Limited impact of text encoder choice: Evaluations indicate that larger LLMs only yield marginal improvements, suggesting that the utilization of text features could still be optimized.
Subjectivity in controllability evaluation: Human evaluation suffers from annotator bias, and J-FTSD might not fully capture precise semantic alignment.

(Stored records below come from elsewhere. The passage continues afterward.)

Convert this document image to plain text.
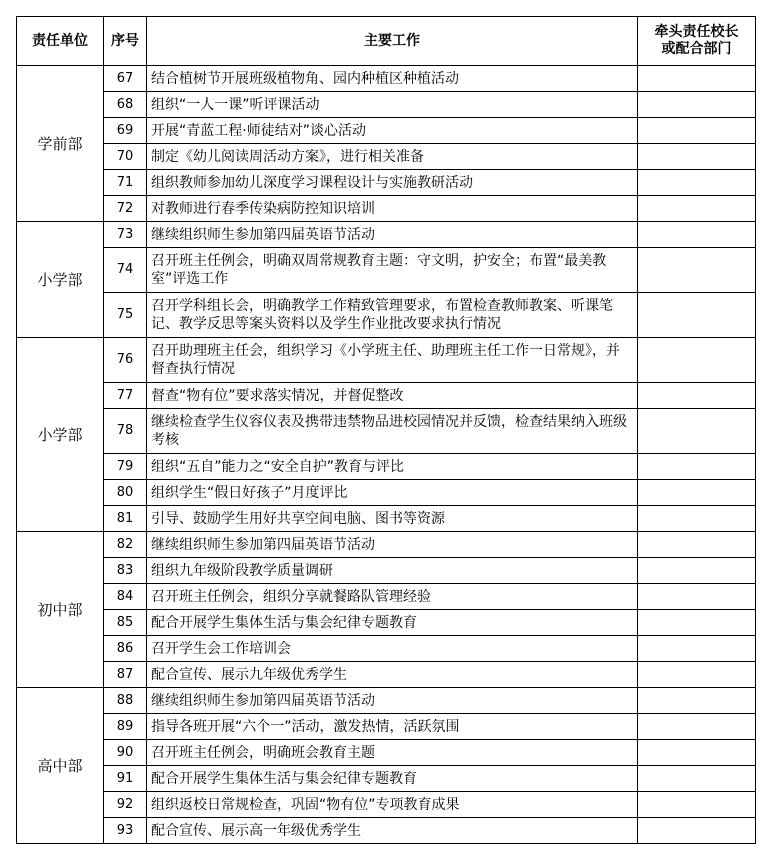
责任单位	序号	主要工作	牵头责任校长
或配合部门
学前部	67	结合植树节开展班级植物角、园内种植区种植活动	
	68	组织“一人一课”听评课活动	
	69	开展“青蓝工程·师徒结对”谈心活动	
	70	制定《幼儿阅读周活动方案》，进行相关准备	
	71	组织教师参加幼儿深度学习课程设计与实施教研活动	
	72	对教师进行春季传染病防控知识培训	
小学部	73	继续组织师生参加第四届英语节活动	
	74	召开班主任例会，明确双周常规教育主题：守文明，护安全；布置“最美教室”评选工作	
	75	召开学科组长会，明确教学工作精致管理要求，布置检查教师教案、听课笔记、教学反思等案头资料以及学生作业批改要求执行情况	
小学部	76	召开助理班主任会，组织学习《小学班主任、助理班主任工作一日常规》，并督查执行情况	
	77	督查“物有位”要求落实情况，并督促整改	
	78	继续检查学生仪容仪表及携带违禁物品进校园情况并反馈，检查结果纳入班级考核	
	79	组织“五自”能力之“安全自护”教育与评比	
	80	组织学生“假日好孩子”月度评比	
	81	引导、鼓励学生用好共享空间电脑、图书等资源	
初中部	82	继续组织师生参加第四届英语节活动	
	83	组织九年级阶段教学质量调研	
	84	召开班主任例会，组织分享就餐路队管理经验	
	85	配合开展学生集体生活与集会纪律专题教育	
	86	召开学生会工作培训会	
	87	配合宣传、展示九年级优秀学生	
高中部	88	继续组织师生参加第四届英语节活动	
	89	指导各班开展“六个一”活动，激发热情，活跃氛围	
	90	召开班主任例会，明确班会教育主题	
	91	配合开展学生集体生活与集会纪律专题教育	
	92	组织返校日常规检查，巩固“物有位”专项教育成果	
	93	配合宣传、展示高一年级优秀学生	
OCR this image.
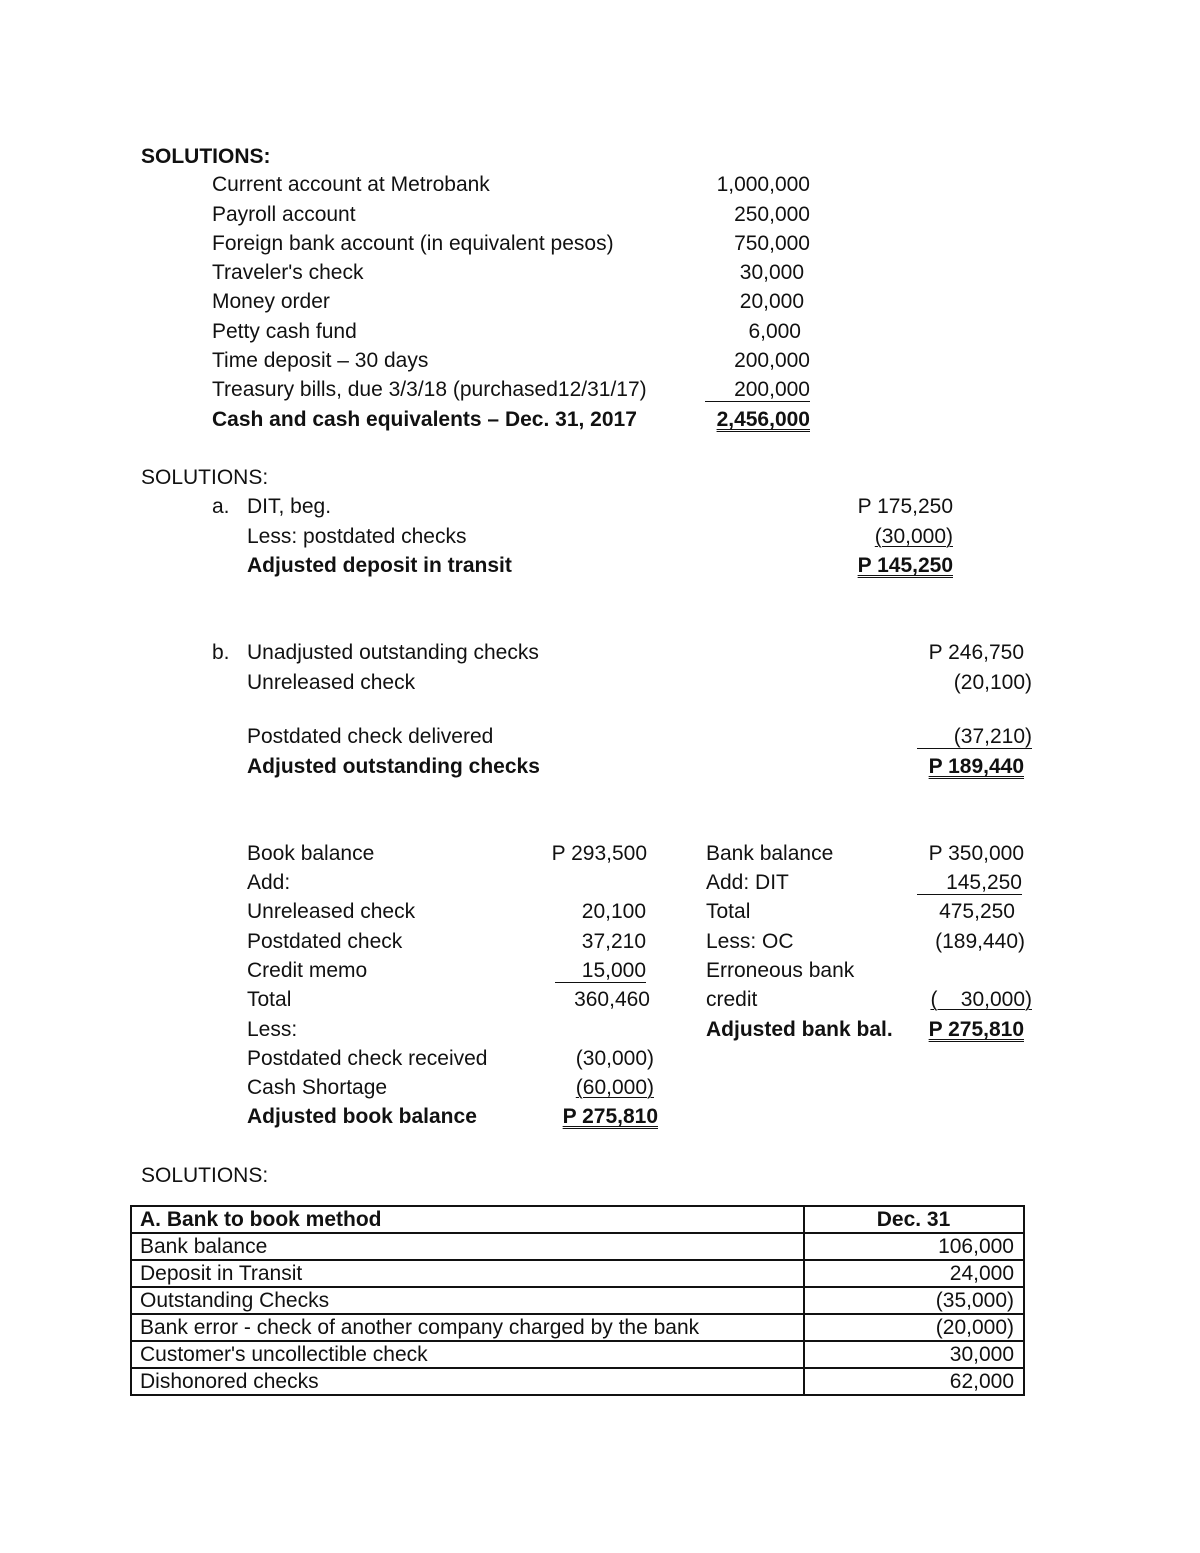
SOLUTIONS:
Current account at Metrobank	1,000,000
Payroll account	250,000
Foreign bank account (in equivalent pesos)	750,000
Traveler's check	30,000
Money order	20,000
Petty cash fund	6,000
Time deposit – 30 days	200,000
Treasury bills, due 3/3/18 (purchased12/31/17)	200,000
Cash and cash equivalents – Dec. 31, 2017	2,456,000
SOLUTIONS:
a. DIT, beg.	P 175,250
Less: postdated checks	(30,000)
Adjusted deposit in transit	P 145,250
b. Unadjusted outstanding checks	P 246,750
Unreleased check	(20,100)
Postdated check delivered	(37,210)
Adjusted outstanding checks	P 189,440
Book balance	P 293,500
Add:
Unreleased check	20,100
Postdated check	37,210
Credit memo	15,000
Total	360,460
Less:
Postdated check received	(30,000)
Cash Shortage	(60,000)
Adjusted book balance	P 275,810
Bank balance	P 350,000
Add: DIT	145,250
Total	475,250
Less: OC	(189,440)
Erroneous bank
credit	(    30,000)
Adjusted bank bal.	P 275,810
SOLUTIONS:
A. Bank to book method	Dec. 31
Bank balance	106,000
Deposit in Transit	24,000
Outstanding Checks	(35,000)
Bank error - check of another company charged by the bank	(20,000)
Customer's uncollectible check	30,000
Dishonored checks	62,000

TimeDP (Huang et al., 2025): Direct inspiration for Bridge's prototype design, though TimeDP uses prototypes for soft prompts without text control.
GenG (Zhou et al., 2024): The first text-to-time-series generation work, limited to specific domains and lacking instance-level control.
LSTPrompt / LLMTime: Zero-shot forecasting methods used as evaluation backbones, demonstrating LLMs' potential in time-series tasks.
ReAct (Yao et al., 2023): Inspired the reasoning-action interaction framework during the template collection stage.
Inspirations for multimodal generation: The text-controlled paradigm can be extended to more time-series scenarios such as personalized medicine and financial simulations.

Rating¶

Dimension	Score	Description
Novelty	⭐⭐⭐⭐	Defines the TC-TSG task systematically for the first time; novel multi-agent data construction and hybrid prompt design.
Technical Depth	⭐⭐⭐⭐	Comprehensive framework (data preparation + generation stages) with complex but rational multi-agent design.
Experimental Thoroughness	⭐⭐⭐⭐⭐	12+2 datasets evaluated across multi-dimensional metrics, with comprehensive ablations and in-depth analysis.
Value	⭐⭐⭐⭐	Strong cross-domain generalization and few-shot capabilities; code is open-source, showing substantial practical potential.
Writing Quality	⭐⭐⭐⭐	Clear structure, though some multi-agent details are scattered in an extensive appendix.
Overall Rating	⭐⭐⭐⭐	Solid work with a clear problem definition, well-designed methodologies, and thorough experimentation.